Teluk
Kiluan adalah salah satu itinerary trip
wajib saya selama berada di Lampung. Mengapa demikian? Karena spot ini terkenal
dengan lumba – lumbanya. Sebelum berangkat saya googling dulu mengenai apa saja yang ada di Teluk Kiluan, ternyata
spot lumba – lumba ini lah yang paling terkenal. So, harapan besar saya ketika datang ke teluk ini adalah bertemu
lumba – lumba.
Saya
berangkat dari Bandara Radin Inten II menuju Teluk Kiluan sekitar jam 2 siang.
Tentu saya tidak sendiri, saya bersama ke dua patner trip saya yaitu Mba Shinta
dan Pak Hendra, serta guide handal kami
Pak Yopie. Menurut Pak Yopie, jarak dari Bandar Lampung ke Teluk Kiluan sekitar
80 Km, yang dapat ditempuh dalam waktu 3 jam.

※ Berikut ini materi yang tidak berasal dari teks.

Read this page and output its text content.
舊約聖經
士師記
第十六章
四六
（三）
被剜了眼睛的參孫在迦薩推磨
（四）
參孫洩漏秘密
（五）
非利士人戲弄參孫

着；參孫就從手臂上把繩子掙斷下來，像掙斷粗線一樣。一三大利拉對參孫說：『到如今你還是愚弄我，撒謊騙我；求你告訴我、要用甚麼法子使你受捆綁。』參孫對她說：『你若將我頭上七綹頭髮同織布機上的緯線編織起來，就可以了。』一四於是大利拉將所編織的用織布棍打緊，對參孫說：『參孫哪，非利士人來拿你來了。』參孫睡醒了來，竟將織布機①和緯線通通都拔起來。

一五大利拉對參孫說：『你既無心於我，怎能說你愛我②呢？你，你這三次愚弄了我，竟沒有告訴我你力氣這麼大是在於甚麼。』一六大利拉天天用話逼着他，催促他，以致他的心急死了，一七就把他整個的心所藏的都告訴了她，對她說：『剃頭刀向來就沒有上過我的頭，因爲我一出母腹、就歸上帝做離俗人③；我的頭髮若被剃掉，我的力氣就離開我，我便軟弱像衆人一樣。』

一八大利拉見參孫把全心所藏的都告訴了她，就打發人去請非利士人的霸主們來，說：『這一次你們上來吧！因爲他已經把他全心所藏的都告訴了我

Kondisi jalan 80% baik, dan
sisanya.. bisa dilihat sendiri nanti. Begitulah kata beliau.
Sebelumnya
kami pun diingatkan bahwa di cottage
yang akan kami tempati belum di aliri listrik, disanapun tidak ada sinyal, dan
warung. So, ketika kami di Bandar
Lampung kami mampir sebentar di mini market daerah Hanura, untuk membeli
persediaan air minum dan makanan kecil. Sebenarnya setelah di pikir – pikir,
membeli makanan kecil seperti ini tidak perlu terlalu berlebihan, karena disana
pun penyedia cottage sudah menyediakan makan dan minum.
Selama
di perjalanan kami sempat berhenti –
berhenti sebentar seperti untuk ke minimarket, berfoto di pinggir Pantai Klara,
dan sholat ashar. Sehingga waktu yang kami butuhkan menjadi lebih dari 3 jam.
Selama di perjalanan kami pun menikmati pemandangan yang sangat indah. Tapi
sayangnya tidak bisa setiap pemandangan indah lalu berhenti untuk berfoto. So
kenangan indah tersebut hanya bisa saya simpan dalam memori kenangan yang indah
saja, ciaa.
Potret keindahan Pantai Klara dari
pinggir jalan
Setelah
melewati jalan yang bisa dibilang cukup mulus, mulailah kami mengalami sedikit
guncangan – guncangan. Mungkin inilah 20 % yang di bilang Pak Yopie tadi.
Estimasi 20 % pun tidak full seluruhnya buruk, jadi ada sebagian jalan rusak,
lalu bagus, lalu ada yang rusak lagi, lalu bagus lagi, dan seterusnya.
Kondisi jalan yang cukup mulus
Kondisi jalan yang becek dan berlubang
Namun
menurut beliau jalan ini sudah lebih baik dibanding dulu, kini jalan menuju
Teluk Kiluan sudah banyak yang diperbaiki pemerintah provinsi. Selama di
perjalanan, saya pun melihat jalan yang sedang dicor beton tapi baru sebagian.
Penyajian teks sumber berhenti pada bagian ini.